雑魚ファントムは瞬平たちのメイジのかませ犬にされ、ソラたち三幹部は街のチンピラABCみたいな存在として子供を襲って、ウィザードに瞬殺されてしまいます。
ラスボスも一応ファントムなのですが、ちらっと見せるだけで一回も怪人形態で戦わないうちにソーサラーに変身してしまいます。
劇場版でよくある再生怪人軍団も一切出ません。
劇場版のクオリティで戦うファントムが見たい人には全くオススメできません。
魔法使いの世界なので、そこはすっぱり割り切るしかないようです。


【アクション】
■魔法使いとしてのウィザード
・ストーリーのほうでも触れましたが、予算のおかげで魔法がたくさん使えます。これはアクションでも同様です。
格闘戦や剣戟の間に魔法を挟んだり、魔法を魔法で相殺したりと、フルに設定を活かしたウィザードが見られます。
本編でほぼ無敵だった「リキッド」が「ヒート」の熱攻撃で破られたのは衝撃的でした。
中でもラストの劇場版オリジナル魔法を使うシーンと冒頭の「バインド」がお気に入りです。
ビルから落とされたウィザードがとっさにバインドで自分を固定して、反動をつけてビルに戻るシーンはかっこよかったです。

■ストーリー重視
・劇場版のアクションは良くも悪くもストーリーの一部として組み込まれています。
戦う流れはしっかりしています。
戦う動機と目的もはっきりしていて、アクションシーンに唐突さがありません。
ストーリーを重視して見る分には、戦うヒーローとしての存在感を発揮しながらも物語の邪魔にならず、適度な具合です。

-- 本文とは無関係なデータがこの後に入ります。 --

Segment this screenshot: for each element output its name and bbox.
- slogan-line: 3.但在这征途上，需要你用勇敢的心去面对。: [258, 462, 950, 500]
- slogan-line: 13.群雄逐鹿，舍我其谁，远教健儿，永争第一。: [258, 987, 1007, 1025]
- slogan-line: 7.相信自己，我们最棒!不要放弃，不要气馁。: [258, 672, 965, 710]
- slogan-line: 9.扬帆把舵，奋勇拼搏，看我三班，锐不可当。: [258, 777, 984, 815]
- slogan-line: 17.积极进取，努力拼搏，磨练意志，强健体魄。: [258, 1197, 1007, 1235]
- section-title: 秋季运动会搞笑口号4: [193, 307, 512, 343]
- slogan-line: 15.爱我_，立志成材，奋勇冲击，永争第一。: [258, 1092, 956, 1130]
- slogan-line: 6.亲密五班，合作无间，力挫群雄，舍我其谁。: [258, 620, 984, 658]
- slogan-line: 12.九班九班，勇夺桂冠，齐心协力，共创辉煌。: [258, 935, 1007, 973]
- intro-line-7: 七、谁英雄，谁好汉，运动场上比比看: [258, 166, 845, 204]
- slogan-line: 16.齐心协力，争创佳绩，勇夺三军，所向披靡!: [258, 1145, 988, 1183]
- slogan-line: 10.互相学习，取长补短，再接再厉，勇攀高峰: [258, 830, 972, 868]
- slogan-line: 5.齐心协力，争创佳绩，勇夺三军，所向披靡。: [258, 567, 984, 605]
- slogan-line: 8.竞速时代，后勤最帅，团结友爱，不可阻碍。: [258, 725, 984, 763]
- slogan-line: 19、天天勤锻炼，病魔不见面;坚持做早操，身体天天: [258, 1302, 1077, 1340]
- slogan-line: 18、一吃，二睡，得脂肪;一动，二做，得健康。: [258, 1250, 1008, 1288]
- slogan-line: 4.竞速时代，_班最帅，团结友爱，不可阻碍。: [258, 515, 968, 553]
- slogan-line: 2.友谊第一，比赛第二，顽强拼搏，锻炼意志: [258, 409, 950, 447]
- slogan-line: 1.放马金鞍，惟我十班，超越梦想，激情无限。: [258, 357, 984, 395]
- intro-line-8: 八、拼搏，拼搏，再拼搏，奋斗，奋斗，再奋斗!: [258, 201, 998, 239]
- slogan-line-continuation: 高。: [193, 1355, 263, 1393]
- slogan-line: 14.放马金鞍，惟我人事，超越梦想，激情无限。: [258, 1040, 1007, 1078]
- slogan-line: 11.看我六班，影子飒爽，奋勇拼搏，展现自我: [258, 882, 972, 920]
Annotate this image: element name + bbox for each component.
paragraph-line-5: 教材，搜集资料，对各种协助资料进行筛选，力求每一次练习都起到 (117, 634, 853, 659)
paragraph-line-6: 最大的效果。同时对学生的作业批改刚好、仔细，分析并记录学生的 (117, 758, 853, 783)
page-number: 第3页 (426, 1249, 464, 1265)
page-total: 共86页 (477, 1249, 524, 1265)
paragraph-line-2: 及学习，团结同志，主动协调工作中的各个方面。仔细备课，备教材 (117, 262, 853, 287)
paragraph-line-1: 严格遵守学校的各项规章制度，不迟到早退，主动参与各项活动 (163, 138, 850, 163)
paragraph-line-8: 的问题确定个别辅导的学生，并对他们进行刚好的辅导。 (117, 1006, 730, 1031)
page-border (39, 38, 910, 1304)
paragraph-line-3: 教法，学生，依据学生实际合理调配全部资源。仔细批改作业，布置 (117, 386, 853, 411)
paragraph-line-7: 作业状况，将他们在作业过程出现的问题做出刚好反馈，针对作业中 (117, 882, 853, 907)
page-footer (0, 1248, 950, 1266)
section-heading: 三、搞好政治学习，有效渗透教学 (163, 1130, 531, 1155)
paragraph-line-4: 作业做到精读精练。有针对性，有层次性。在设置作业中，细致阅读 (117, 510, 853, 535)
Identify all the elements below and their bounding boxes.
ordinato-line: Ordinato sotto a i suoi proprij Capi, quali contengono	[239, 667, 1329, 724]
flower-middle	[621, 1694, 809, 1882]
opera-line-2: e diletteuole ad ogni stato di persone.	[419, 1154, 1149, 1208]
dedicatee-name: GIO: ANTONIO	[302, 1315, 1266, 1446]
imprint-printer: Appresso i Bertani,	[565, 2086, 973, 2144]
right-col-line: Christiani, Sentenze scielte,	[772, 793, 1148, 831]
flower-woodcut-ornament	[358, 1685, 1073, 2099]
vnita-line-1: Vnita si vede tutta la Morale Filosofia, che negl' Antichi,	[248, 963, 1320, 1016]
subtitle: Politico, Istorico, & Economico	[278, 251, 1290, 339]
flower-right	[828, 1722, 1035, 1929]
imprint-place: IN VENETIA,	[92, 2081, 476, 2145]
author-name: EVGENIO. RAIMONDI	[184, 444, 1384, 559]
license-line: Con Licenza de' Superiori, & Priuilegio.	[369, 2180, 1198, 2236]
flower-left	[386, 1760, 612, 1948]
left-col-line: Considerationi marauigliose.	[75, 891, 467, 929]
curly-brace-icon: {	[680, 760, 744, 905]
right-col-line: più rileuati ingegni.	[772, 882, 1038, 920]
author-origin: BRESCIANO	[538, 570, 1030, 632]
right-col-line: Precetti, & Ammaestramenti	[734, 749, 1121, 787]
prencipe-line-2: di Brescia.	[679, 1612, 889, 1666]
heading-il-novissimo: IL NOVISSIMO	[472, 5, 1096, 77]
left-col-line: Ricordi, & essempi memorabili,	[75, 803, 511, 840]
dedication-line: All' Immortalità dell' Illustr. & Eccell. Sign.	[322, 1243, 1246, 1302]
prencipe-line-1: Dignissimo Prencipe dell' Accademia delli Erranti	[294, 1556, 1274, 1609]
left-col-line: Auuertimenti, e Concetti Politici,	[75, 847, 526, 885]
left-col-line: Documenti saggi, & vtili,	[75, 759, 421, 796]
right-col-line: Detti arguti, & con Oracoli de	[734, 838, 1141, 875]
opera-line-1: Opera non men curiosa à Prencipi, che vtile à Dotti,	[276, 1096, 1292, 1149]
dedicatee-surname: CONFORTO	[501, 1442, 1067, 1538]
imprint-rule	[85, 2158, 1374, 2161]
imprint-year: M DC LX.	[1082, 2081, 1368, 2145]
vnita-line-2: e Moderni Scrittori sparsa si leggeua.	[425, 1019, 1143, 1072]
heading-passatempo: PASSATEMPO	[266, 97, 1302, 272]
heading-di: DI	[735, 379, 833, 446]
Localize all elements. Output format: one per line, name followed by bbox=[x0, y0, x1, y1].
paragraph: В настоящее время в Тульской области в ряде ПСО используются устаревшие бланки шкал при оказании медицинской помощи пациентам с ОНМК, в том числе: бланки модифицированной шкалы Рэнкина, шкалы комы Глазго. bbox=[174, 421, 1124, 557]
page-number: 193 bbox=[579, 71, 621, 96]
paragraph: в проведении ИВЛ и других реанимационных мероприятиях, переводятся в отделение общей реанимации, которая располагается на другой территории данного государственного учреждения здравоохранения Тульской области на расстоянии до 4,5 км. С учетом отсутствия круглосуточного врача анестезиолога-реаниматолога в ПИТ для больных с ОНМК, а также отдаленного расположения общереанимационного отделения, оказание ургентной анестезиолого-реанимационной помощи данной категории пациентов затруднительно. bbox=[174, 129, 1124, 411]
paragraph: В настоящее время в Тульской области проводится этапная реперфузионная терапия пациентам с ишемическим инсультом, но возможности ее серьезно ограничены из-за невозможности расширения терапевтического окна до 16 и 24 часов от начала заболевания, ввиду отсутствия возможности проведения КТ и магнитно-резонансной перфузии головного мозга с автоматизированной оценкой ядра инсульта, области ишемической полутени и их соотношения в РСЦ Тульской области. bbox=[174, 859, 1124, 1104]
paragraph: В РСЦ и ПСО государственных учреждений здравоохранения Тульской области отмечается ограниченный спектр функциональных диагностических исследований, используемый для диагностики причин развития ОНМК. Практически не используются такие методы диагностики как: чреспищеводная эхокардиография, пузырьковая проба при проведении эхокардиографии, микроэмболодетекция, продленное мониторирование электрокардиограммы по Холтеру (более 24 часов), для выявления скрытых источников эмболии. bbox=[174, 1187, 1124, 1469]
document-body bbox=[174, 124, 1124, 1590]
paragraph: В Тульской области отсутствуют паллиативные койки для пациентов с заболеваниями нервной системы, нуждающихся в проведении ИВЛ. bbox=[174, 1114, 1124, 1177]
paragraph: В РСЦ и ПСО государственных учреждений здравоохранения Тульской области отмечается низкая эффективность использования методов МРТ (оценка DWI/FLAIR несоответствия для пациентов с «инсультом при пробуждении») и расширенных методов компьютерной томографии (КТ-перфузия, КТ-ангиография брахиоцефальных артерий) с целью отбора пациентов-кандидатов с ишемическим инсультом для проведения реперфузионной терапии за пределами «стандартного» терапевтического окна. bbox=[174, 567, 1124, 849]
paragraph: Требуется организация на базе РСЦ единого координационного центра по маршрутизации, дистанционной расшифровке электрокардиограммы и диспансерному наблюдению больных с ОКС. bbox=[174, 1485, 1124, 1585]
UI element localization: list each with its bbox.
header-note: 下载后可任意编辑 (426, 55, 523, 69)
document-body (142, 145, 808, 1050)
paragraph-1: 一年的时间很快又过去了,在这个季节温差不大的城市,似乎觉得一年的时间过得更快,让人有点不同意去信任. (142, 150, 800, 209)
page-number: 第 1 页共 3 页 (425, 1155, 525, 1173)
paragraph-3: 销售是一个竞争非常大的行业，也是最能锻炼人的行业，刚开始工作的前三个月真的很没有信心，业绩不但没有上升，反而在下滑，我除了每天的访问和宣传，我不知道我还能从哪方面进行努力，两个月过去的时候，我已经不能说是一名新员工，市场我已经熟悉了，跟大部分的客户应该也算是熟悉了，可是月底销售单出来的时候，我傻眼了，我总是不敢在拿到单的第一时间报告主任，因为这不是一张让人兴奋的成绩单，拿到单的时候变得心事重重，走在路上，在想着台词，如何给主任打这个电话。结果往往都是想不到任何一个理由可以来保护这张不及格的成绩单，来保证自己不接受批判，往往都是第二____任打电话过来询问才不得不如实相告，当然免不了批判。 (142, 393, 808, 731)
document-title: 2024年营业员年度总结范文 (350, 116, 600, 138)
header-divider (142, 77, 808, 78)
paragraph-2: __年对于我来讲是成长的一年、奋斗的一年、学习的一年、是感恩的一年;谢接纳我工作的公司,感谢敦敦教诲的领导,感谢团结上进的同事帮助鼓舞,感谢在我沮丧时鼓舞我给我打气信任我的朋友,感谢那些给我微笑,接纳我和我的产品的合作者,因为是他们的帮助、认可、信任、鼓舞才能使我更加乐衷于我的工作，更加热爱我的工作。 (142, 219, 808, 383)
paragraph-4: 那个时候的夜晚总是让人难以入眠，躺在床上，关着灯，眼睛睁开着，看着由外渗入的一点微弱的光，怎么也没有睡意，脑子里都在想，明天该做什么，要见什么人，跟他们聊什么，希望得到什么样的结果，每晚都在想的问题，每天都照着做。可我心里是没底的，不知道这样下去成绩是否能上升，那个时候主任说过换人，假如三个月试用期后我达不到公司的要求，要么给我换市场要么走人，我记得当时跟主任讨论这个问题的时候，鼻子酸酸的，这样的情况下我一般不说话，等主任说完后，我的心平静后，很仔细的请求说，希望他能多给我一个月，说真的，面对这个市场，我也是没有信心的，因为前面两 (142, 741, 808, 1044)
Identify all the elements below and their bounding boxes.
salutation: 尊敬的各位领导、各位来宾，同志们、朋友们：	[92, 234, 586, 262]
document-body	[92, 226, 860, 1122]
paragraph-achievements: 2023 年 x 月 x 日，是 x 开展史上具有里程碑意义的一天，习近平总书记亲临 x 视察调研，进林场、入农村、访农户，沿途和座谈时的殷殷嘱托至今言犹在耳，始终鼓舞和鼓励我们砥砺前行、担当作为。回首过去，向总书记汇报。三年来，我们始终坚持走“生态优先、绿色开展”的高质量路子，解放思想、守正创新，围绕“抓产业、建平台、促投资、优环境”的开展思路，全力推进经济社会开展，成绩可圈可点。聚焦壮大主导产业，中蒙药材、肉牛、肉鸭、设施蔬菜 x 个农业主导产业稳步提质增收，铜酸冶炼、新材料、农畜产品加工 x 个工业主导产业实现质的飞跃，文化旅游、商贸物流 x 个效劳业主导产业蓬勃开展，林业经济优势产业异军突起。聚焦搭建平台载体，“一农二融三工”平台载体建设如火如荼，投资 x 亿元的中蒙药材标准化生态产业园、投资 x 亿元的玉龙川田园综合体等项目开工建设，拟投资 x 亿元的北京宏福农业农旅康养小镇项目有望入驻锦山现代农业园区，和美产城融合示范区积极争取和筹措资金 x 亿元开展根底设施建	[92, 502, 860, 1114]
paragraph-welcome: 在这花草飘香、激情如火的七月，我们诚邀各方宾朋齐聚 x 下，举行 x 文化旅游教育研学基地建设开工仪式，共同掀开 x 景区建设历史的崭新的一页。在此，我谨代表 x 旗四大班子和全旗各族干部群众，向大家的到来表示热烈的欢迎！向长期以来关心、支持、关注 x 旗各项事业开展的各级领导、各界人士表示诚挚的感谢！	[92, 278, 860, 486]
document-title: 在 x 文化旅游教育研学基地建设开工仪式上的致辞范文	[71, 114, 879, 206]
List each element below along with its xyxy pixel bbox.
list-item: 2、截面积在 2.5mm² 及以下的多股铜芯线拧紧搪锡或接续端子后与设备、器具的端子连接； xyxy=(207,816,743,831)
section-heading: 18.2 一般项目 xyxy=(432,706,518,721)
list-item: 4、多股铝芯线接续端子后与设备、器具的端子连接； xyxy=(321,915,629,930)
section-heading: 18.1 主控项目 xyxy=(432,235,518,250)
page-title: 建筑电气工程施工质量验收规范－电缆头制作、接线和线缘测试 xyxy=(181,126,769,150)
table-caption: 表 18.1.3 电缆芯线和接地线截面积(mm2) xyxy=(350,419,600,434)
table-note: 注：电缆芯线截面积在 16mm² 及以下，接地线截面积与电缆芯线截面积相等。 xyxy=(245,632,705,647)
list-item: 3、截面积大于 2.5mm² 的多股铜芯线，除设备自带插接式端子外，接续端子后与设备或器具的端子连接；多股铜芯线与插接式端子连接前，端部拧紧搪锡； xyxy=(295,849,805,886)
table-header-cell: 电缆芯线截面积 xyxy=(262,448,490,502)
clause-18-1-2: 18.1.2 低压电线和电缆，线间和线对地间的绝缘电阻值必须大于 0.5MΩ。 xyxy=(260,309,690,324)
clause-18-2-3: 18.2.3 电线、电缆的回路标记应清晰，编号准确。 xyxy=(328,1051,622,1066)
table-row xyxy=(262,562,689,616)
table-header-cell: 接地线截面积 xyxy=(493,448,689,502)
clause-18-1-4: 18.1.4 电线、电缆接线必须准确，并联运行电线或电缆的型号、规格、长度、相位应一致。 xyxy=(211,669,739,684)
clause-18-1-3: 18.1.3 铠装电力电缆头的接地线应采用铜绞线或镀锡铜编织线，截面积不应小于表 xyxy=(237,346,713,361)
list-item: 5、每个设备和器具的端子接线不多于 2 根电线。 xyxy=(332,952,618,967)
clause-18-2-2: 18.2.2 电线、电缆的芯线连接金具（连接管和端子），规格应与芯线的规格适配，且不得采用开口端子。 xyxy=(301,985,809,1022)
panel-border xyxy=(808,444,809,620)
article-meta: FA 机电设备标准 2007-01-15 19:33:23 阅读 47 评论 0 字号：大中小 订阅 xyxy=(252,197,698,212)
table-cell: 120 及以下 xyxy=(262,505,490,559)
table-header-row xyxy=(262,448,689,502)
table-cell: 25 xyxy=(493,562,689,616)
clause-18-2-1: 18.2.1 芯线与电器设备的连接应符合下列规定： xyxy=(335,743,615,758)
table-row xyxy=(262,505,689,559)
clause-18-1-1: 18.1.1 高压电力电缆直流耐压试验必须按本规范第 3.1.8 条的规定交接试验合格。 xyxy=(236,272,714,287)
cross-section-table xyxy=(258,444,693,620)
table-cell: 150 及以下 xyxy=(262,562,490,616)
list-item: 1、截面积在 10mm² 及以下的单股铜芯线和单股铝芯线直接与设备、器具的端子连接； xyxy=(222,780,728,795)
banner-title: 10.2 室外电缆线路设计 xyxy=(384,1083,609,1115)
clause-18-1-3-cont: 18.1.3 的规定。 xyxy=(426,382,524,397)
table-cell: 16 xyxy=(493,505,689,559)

・反面、一つの一つのボリュームは短く、格闘戦らしい格闘戦は全部で20分もありません。
見せ場になるウィザードvsソーサラーの決戦もあっさりで、劇場版オリジナル形態のインフィニティ・オールドラゴンも驚くほど突然出てきて、あっという間に終わってしまいます。
2回も負けてるのにフレイム→フレイムドラゴン→インフィニティと段階を踏むのはストーリー的にも不自然です。
アクション目的で見るのは全くオススメできません。
唯一の見どころは前述の魔法を活かしたアクションです。


【総合感想】
■ストーリーか、魔法が好きなら必見
・ウィザードの1つのエピソードとしての完成度が高く、予算のおかげで魔法の描写も充実しています。
ウィザード本編のストーリーや魔法というアクションギミックが好きな人なら絶対見たほうが良いと思います。

・反面、この2点に力を注いだ分、通常の劇場版ライダーの定番の派手なアクションや敵は少なめです。
「ストーリーは興味ないけど、凝った敵デザインや爆発とか派手なアクションが見たい」という人には物足りないと思います。